Да, фильм был талантливый. Да, фильм соответ­ствовал настроению масс. Да, фильм посмотрело го­раздо больше зрителей, чем было читателей у книги (статистики такой нет, но я в этом уверен). Но дело еще и в том, что братья Васильевы, использовав всего око­ло семи процентов сцен, написанных ДА. Фурмано­вым, полностью оставили в фильме самое главное, то, что Л.Н. Толстой определил как «единство самобытно­го и нравственного отношения к предмету». Просто за­нимательная картина на военную тему не «прошла» бы, таких картин, где рвались снаряды, а главный герой скакал с шашкой в руке, было немало. Но братьям Васильевым удалось передать идейную суть книги, ее «самобытное... нравственное отношение к предмету» — к Гражданской войне, к новым национальным героям-борцам за «светлое будущее», к ее поощряемым «сверху» романтическим легендам и мифам. А такое же «от­ношение к предмету» было характерно для большей части зрителей. И даже те, кто понимал всю тщетность усилий борцов за светлое будущее, понимали также, что для Гражданской войны характерны были вышед­шие из народа полководцы-правдоискатели — такие, каким предстал в фильме Чапаев в исполнении Б.А. Ба­бочкина.

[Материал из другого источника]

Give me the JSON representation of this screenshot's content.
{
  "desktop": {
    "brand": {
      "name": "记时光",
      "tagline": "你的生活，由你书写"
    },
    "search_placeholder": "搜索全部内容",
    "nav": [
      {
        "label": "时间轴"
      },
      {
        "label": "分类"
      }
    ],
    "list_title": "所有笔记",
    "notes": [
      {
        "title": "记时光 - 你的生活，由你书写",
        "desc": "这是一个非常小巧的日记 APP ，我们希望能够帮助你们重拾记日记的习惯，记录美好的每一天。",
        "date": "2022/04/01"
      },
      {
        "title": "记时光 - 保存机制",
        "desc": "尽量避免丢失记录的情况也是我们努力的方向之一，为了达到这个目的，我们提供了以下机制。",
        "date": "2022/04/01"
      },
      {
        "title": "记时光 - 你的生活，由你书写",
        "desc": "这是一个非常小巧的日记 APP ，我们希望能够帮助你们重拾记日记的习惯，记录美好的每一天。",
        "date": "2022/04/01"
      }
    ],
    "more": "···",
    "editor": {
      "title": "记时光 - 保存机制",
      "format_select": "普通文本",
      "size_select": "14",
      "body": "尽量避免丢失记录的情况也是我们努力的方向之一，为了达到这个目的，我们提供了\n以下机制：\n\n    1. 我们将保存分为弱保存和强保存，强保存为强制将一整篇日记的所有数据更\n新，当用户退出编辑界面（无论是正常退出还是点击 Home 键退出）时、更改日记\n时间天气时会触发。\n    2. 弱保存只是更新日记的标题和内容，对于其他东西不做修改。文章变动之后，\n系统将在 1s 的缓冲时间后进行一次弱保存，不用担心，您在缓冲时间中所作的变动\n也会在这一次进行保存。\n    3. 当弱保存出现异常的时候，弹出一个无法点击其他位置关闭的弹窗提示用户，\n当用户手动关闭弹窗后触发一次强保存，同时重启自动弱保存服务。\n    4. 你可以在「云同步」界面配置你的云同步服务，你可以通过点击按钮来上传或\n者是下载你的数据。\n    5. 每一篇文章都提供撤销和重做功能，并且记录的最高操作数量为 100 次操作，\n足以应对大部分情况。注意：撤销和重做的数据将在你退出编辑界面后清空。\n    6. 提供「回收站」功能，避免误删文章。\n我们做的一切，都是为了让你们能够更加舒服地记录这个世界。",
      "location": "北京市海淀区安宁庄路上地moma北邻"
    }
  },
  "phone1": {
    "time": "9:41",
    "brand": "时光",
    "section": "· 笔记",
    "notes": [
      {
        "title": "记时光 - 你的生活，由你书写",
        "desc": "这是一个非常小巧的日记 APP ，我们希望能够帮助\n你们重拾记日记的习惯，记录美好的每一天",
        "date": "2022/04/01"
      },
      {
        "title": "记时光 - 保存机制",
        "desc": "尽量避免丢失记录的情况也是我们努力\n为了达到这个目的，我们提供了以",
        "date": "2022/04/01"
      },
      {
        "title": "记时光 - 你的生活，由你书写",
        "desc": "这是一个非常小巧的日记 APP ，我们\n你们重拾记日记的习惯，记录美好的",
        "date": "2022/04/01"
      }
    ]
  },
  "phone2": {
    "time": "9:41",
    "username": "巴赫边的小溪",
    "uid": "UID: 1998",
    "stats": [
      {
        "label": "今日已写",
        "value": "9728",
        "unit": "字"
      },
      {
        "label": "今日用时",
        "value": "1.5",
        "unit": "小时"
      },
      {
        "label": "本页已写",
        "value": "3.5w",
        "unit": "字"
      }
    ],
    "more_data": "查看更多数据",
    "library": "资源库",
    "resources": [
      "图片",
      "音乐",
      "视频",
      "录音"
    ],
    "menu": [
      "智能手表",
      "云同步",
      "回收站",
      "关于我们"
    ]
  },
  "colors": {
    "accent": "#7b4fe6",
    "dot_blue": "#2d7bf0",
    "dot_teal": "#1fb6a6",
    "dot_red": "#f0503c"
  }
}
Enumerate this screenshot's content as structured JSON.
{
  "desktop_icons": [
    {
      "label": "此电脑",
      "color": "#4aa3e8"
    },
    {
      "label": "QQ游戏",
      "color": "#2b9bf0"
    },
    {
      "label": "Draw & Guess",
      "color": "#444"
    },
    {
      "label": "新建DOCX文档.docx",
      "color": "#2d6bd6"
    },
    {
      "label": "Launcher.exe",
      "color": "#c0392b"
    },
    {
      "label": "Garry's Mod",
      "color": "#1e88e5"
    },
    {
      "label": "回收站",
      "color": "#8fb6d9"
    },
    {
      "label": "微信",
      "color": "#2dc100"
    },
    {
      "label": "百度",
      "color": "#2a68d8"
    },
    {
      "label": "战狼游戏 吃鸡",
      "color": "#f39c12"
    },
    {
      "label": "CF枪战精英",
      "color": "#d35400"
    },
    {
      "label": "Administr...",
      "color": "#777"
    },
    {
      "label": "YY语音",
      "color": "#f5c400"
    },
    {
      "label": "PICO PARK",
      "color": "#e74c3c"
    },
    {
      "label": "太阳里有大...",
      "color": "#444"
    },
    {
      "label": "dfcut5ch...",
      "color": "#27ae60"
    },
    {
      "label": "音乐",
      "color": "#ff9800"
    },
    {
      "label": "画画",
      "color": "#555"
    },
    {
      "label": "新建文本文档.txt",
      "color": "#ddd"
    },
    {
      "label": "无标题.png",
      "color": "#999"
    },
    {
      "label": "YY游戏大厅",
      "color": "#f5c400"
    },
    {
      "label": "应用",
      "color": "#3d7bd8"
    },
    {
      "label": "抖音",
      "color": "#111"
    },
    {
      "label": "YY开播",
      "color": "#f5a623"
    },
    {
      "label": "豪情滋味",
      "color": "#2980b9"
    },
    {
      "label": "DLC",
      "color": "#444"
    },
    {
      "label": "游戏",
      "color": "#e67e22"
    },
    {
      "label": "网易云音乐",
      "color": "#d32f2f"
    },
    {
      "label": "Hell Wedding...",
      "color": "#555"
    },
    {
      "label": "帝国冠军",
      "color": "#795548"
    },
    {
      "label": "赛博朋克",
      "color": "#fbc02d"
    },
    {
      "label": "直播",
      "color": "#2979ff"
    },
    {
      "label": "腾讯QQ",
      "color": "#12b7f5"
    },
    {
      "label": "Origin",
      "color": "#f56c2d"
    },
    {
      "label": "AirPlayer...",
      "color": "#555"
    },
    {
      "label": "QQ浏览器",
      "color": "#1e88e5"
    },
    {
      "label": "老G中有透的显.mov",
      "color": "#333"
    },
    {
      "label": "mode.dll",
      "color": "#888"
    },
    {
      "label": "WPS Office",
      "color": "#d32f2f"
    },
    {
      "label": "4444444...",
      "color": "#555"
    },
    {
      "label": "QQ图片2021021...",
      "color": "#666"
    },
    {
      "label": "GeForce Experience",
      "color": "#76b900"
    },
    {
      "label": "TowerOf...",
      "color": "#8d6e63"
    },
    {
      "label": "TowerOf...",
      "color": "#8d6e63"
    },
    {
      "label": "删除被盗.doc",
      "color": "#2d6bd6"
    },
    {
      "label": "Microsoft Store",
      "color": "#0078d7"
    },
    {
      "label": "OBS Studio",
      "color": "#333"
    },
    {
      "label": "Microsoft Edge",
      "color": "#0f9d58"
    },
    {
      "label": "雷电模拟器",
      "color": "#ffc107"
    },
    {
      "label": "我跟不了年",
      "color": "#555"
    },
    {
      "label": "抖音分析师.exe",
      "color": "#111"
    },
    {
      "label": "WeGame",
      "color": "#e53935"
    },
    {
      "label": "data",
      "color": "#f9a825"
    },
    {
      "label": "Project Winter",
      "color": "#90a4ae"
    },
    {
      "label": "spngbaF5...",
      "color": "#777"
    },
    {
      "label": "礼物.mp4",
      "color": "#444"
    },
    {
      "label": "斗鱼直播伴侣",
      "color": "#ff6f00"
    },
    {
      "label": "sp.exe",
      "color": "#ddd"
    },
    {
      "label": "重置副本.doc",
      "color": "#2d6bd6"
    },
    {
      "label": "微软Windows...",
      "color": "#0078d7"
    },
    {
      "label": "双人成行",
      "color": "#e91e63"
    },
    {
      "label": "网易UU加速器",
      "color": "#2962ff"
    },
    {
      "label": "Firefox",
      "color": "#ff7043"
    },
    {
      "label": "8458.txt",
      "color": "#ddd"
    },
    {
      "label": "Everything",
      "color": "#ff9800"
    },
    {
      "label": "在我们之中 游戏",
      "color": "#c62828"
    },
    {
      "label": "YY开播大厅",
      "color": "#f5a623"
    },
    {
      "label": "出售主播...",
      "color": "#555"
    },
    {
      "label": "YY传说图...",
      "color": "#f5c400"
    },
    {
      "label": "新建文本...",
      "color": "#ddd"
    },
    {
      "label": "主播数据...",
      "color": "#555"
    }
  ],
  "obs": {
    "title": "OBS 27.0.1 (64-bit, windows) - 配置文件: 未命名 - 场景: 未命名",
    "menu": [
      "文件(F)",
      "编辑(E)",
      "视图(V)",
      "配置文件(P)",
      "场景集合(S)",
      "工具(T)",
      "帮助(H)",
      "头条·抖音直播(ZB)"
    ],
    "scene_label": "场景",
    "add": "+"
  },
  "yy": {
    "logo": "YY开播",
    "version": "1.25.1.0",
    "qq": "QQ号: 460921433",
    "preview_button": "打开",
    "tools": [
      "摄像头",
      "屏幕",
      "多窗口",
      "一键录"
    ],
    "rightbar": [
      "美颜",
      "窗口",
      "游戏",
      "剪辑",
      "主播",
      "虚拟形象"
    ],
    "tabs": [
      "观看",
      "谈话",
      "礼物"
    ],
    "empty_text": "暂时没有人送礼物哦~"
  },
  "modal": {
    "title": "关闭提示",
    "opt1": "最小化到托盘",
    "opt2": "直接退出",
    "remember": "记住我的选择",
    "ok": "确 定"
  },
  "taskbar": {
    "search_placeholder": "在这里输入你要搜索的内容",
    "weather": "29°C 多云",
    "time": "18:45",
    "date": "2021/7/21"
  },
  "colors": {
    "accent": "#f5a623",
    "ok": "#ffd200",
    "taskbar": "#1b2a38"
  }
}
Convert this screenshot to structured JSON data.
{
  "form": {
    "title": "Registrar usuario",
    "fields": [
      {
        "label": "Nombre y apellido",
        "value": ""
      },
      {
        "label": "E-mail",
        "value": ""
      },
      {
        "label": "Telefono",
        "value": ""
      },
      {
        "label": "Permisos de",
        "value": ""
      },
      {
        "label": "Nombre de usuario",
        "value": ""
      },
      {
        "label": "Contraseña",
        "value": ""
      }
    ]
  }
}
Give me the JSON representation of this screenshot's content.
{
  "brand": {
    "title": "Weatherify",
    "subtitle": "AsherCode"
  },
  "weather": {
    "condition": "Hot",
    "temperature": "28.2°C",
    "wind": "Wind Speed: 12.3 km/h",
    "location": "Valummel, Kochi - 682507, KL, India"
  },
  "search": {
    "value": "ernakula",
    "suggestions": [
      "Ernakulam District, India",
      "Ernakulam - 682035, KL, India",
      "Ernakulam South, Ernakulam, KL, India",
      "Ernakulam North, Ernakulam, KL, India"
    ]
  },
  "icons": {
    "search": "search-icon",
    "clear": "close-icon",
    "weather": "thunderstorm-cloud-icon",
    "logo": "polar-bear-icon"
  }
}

И возникает вопрос: когда вы пишете сценарий по книге, особенно по книге известной, в какой мере вы можете опираться на собственное воображение, на домысел?

Как говорится, «вопрос хоро-о-о-ший!..» Я думаю, тут невозможны какие-либо точные определения. Эта мера определяется лишь вкусом сценариста. Его по­ниманием литературы и экранного искусства именно как искусства.

Замечено, что попытки максимально близкого к первоисточнику, буквального переложения произве­дения литературы на язык кино или телевидения по­чти все заканчивались творческой неудачей. Напри­мер, известный фильм талантливого сценариста и режиссера И. Анненского «Княжна Мэри», в котором дословно были использованы все лермонтовские ди­алоги, и, кроме того, лермонтовские же тексты чита­лись за кадром. Фильм и критики, и зрители призна­ли неудачным — еще раз было подтверждено, что невозможно буквально перевести литературное про­изведение с языка литературы на язык кино. Это все равно, что ограничиться, переводя стихотворение с одного языка на другой, подстрочным переводом. Что-то останется, какой-то намек, но душа стихотворения умрет...

Когда-то, еще в 30-е годы, французский режиссер Жан Ренуар поставил фильм по знаменитому роману Гюстава Флобера «Мадам Бовари». Лента, по его соб­ственному признанию, получилась неудачной. И размыш­ляя над тем, как следовало бы поставить фильм, он пи­сал:

«Я отошел бы от романа настолько, насколько это нужно для придания фильму достаточной кинематогра­фической динамики. ...Это не было бы копией романа Флобера, но это был бы лучший фильм, чем тот, кото­рый я сделал».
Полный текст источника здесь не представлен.